Copper producers and their clients carry out the transactions
of the red metal in three international markets: theLondon
Metal Exchange, the COMEX
of the New York Stock Exchange and the Shangai
Metal Exchange.
In these three arenas, producers and consumers have all the
facilities to perform their sale and buying operations. Also,
they participate in a mechanism that expedites the fixing
of prices based on the offer and the demand.
The exchanges set a daily price and also quotations for the
future transactions, which offers an interesting scenario
to negotiate contracts and buying options on copper lots.
In London, copper is traded in dollars and in lots of 25
tons; in New York, trades are made on the basis of 25,000
lbs quoted in dollar cents; in Shangai, in lots of 5 tons
quoted in renminbi.
The price of copper depends on the conditions of the international
market and it tends to go up as demand increases.
One of the major challenges for copper producers is the development
and defense of the markets. In the case of Codelco, this is
a strategic aim that implies the detection of new deman nucleii
and the promotion of copper as a modern material with attractive
properties for the consumer of the future.
The threats to copper in the international markets derive
from the use of alternative materials, such as plastic, and
from technological adavances in miniaturization and wireless
communications, as well as from health and environmental regulatory
pressures.
However, copper has the potential to overcome these obstacles,
since its use is essential for the evolution of the industrial
society and technological development. New applications for
this prehistoric material can be already foreseen in the future.
Concerning health and environment, producers are working
towards a sustainable mining industry through the application
of increasingly clean processes, improvement of the relationship
with the community and the promotion of copper qualities:
it is highly recyclabe and energy efficient.
Also, copper is essential to life. All humans must intake
copper through our food.
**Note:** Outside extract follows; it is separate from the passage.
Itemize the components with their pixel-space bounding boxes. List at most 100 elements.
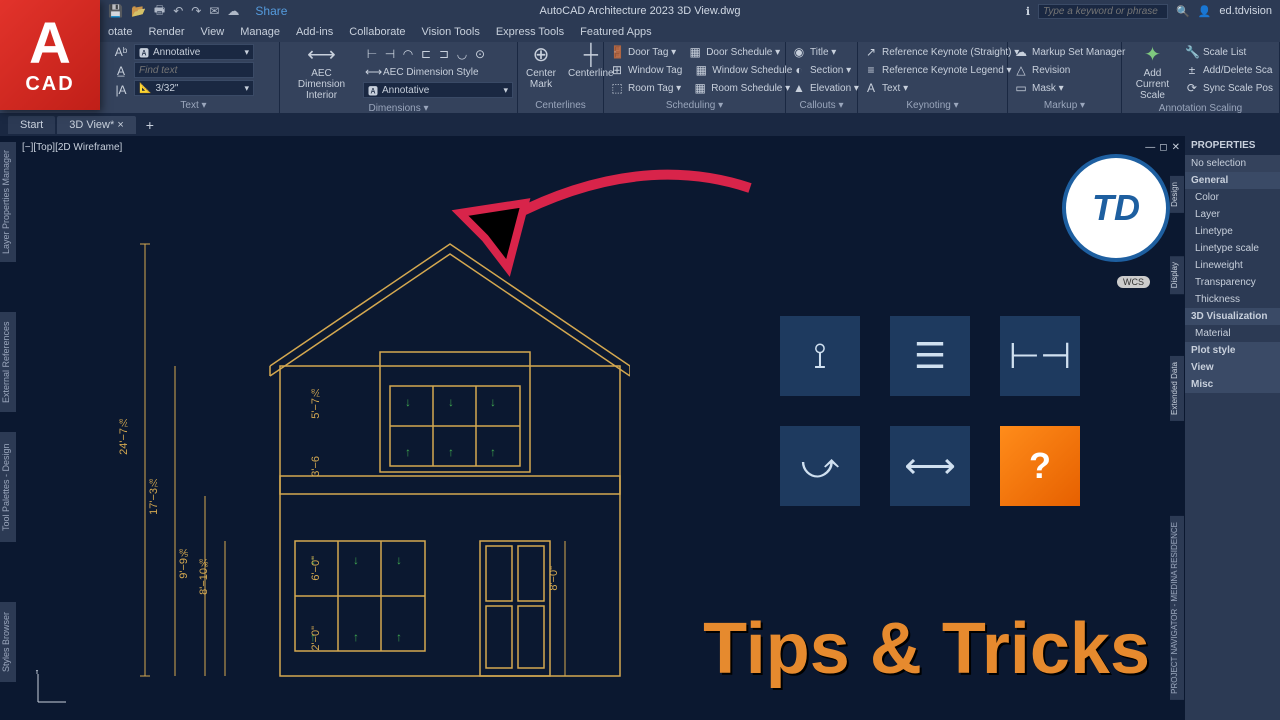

And although an excess may cause
problems, the risk of deficiency is greater than that of excess.
"Copper connects life" is the motto of the INternational
Copper Association, the main organization of producers.
As to the opening of new market opportunities, the main interest
is to explore focii of new demand associated to developing
economies undergoing expansion, such as China and India.
Other countries are also expected to increase their demand
for copper as they raise their levels of economic and social
development. The per capita consumption of a developed country,
between 10 and 20 Kg a year, is ten times that of developing
countries.
Will copper be necessary in the future? The answer to this
is that it will be irreplaceable, particularly in view of
the trends of a civilization that moves towards greater energy
consumption, increased use of information and communication
technologies, greater need of comfort and safety and an increasing
concern for the environment and human health.